鬱蒼とした木々が生い茂る中、『魔女の館』と揶揄されるレオノーラの家に向かって歩いていると、貴族用の馬車が私の隣でいきなり止まった。
「メラニー、メラニー、メラニー」
馬車から顔を出したのは、女衒のイーモンだ。つい先ほど、娼館で見送ったばかり。
「イーモン?」
「早速、父上がゲートを使って来てくれた。乗っておくれ」
電車も飛行機もないけれど、ほんの一瞬で遠隔地に飛べる移動魔法陣がある。テレポートとか、ワープとか、場所によって呼び名はあるらしいけど、通称は『ゲート』だ。これがマジ便利。
「帝都からゲートを使って?」
同じ帝国内でも帝都からでは馬車を乗り継いで半月はかかる。ゲートならすぐ。けど、べらぼうに高い。
平民には簡単に手が出させない利器だ。
「そうだよ。ひどく後悔してね……あぁ、乗っておくれ」
イーモンに急かされ、私は馬車に乗りこんだ。
「はい」
向かい合わせに座ると、馬車は活気がある町に向かって動きだす。心なしか、速くなった?
「カメリアが心配する理由がよくわかる」
イーモンにしみじみと言われ、私は瞬きを繰り返した。
「……え?」
「カメリアの教育も無駄だったね」
イーモンは人を人とも思わないような笑みを浮かべ、指輪を私に向けた。……や、指輪型の防犯の魔道具だ。
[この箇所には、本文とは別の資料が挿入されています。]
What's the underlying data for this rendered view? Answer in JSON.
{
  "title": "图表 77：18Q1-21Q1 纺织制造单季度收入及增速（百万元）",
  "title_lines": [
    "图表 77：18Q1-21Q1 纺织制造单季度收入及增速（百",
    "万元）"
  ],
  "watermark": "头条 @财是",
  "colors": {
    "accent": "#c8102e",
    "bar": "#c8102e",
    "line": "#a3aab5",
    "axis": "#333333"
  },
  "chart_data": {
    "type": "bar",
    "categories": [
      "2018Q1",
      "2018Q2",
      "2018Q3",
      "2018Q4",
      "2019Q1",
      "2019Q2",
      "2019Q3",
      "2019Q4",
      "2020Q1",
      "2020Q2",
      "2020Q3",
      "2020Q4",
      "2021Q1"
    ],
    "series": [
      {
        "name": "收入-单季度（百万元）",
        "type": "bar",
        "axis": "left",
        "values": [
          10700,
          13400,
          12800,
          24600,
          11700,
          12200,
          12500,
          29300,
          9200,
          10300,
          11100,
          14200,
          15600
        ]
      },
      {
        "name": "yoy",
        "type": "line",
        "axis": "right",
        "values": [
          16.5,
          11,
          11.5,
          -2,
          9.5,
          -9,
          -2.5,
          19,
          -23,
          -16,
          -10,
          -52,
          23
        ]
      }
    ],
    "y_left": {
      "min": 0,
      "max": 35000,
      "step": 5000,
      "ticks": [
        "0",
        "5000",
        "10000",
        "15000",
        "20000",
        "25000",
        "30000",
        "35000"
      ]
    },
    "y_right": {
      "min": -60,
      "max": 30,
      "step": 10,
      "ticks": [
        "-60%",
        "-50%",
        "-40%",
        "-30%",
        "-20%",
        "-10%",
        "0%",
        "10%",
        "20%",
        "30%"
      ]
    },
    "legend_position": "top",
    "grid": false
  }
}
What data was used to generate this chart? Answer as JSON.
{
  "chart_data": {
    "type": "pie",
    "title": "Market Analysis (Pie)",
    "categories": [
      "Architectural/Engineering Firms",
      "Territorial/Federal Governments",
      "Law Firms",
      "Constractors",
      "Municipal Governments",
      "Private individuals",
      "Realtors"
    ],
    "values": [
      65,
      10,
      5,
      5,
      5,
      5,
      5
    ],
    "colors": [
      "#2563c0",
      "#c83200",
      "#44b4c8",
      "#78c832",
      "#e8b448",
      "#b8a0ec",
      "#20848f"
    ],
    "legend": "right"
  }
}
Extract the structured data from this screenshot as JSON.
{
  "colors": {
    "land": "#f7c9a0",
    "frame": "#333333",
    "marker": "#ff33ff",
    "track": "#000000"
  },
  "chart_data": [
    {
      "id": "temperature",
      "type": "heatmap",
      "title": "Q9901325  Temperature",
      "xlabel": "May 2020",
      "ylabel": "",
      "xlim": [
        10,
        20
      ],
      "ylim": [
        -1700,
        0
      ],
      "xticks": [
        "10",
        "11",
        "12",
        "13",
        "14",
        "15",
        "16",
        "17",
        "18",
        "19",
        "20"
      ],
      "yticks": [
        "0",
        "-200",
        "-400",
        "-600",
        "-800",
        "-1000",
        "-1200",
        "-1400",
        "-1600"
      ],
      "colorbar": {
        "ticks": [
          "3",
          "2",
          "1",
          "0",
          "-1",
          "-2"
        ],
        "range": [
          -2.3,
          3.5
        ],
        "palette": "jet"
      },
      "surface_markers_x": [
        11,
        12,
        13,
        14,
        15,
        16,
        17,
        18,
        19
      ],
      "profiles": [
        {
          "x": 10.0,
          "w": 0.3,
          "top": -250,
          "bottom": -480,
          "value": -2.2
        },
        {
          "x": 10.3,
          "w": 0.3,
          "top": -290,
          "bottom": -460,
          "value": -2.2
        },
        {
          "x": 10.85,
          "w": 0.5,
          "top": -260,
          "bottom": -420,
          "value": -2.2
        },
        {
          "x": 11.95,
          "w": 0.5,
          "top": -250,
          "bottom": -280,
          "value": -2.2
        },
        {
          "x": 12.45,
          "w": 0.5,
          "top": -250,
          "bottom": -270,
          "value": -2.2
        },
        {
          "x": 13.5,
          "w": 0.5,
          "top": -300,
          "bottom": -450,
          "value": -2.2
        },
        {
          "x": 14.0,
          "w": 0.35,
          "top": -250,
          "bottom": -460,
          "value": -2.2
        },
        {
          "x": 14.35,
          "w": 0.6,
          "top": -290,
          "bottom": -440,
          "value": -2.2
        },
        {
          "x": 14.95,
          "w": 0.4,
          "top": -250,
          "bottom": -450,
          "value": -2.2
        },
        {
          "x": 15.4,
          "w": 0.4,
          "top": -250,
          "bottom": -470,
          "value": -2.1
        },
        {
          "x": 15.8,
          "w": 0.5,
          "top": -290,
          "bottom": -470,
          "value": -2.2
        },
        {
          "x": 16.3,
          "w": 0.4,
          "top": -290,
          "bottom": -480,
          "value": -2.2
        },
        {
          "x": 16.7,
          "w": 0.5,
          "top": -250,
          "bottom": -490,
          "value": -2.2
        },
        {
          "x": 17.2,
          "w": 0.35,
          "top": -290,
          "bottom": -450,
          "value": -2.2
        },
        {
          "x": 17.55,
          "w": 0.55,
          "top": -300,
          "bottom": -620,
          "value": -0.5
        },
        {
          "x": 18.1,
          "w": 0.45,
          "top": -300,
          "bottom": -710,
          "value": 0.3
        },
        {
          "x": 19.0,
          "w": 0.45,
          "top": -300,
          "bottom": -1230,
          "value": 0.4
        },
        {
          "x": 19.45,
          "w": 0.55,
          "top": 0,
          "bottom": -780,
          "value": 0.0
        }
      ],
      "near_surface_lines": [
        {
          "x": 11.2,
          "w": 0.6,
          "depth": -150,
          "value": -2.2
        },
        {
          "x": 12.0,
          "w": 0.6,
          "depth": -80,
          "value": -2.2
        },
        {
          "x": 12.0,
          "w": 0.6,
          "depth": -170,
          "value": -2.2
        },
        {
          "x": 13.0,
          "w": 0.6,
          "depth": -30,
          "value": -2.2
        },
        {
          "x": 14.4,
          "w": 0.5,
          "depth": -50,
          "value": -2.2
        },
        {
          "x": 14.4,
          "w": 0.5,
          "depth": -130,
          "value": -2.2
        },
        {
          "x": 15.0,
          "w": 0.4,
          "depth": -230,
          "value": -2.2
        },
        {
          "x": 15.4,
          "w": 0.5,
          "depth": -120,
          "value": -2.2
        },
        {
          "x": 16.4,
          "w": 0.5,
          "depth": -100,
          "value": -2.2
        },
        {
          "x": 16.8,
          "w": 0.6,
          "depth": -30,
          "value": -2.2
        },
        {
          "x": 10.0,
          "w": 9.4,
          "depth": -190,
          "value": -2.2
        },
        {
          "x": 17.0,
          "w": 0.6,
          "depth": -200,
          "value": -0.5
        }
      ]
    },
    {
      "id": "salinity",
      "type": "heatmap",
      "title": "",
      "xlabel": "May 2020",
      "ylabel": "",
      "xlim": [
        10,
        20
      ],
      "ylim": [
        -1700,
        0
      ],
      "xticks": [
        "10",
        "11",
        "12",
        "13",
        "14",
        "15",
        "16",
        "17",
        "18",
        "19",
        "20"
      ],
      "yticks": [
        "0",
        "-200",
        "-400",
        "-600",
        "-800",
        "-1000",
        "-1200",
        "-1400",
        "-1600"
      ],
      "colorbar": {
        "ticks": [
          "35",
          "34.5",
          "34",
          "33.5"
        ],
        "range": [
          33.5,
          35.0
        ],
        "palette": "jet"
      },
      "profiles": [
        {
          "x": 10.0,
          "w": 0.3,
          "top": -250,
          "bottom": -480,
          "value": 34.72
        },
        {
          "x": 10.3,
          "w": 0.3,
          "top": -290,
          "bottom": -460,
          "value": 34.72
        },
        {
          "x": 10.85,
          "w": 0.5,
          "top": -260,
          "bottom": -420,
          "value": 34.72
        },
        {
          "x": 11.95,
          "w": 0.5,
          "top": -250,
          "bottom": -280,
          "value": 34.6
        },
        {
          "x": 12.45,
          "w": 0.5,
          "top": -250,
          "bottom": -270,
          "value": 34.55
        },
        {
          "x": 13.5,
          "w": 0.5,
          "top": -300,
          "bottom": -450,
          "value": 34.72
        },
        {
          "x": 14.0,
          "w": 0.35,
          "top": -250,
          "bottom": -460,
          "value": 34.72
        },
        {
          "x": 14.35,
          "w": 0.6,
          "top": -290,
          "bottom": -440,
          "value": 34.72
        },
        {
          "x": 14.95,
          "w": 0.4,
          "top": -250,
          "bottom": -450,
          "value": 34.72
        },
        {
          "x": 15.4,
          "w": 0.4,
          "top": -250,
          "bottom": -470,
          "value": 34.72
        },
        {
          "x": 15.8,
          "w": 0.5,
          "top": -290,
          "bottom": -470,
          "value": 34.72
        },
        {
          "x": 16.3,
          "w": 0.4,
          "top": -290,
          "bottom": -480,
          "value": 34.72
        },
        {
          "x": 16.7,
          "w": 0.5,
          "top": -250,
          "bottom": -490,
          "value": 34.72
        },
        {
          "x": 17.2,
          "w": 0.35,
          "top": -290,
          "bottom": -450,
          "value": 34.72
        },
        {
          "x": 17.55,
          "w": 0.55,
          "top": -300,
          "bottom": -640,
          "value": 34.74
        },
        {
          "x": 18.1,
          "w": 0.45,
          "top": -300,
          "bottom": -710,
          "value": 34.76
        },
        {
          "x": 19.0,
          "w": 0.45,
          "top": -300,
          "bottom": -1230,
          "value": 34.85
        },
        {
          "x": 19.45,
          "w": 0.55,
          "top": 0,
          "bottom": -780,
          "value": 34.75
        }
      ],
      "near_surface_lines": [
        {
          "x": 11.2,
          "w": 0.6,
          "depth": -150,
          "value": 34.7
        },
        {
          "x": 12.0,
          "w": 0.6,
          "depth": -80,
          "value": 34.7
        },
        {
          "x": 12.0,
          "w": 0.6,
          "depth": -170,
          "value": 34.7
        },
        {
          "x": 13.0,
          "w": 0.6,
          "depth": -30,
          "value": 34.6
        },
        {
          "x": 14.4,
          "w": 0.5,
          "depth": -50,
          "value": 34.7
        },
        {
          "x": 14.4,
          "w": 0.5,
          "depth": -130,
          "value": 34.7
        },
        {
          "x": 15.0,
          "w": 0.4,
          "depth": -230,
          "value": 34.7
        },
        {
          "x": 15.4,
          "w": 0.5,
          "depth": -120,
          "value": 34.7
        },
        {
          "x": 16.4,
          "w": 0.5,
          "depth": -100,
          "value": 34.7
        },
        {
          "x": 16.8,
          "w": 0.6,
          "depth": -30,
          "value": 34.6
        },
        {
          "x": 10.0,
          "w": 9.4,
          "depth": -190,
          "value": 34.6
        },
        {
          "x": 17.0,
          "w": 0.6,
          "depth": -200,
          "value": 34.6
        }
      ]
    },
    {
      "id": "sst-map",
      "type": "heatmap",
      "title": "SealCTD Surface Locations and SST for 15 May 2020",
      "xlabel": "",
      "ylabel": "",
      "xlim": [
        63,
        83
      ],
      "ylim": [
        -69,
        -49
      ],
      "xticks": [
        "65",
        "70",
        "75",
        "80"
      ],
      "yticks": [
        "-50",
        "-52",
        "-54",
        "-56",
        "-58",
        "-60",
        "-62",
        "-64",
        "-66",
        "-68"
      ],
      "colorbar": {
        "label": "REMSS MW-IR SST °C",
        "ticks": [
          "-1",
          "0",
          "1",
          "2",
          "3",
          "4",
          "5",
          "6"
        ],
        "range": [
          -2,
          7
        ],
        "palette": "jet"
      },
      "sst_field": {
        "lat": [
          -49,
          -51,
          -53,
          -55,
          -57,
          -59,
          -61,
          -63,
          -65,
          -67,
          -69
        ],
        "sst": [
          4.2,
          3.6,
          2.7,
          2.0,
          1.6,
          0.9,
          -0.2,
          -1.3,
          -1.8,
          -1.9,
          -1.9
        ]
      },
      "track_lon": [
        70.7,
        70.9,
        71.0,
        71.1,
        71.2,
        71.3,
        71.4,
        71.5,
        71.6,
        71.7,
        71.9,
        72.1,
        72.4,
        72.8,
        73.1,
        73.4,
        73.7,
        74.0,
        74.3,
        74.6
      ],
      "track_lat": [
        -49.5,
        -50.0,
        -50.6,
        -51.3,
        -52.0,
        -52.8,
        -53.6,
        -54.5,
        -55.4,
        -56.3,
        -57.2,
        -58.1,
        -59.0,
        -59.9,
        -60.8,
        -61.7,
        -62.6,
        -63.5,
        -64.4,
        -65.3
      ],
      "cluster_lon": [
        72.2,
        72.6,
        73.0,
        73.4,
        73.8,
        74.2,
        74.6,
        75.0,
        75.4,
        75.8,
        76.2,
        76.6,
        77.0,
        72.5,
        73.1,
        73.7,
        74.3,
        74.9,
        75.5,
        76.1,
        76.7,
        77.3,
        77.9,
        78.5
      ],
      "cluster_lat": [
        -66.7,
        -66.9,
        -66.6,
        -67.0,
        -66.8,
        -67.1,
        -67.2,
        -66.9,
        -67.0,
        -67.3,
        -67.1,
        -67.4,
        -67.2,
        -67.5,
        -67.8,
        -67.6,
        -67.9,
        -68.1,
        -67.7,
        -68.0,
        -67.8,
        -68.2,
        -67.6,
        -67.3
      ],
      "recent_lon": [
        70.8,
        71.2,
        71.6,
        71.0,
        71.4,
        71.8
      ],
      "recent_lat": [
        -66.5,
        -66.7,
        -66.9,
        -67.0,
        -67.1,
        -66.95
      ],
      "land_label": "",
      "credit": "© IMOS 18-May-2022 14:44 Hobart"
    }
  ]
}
プシューッ、という音とともに睡眠ガスが私の顔に発射された。
「……う?」
油断した。
避けることができず、まともに睡眠ガスを食らってしまう。強力な睡魔に負け、目を開けていられない。
それでも、最後に確認したのは、使用された防犯の魔道具がレオノーラ特注品だということ。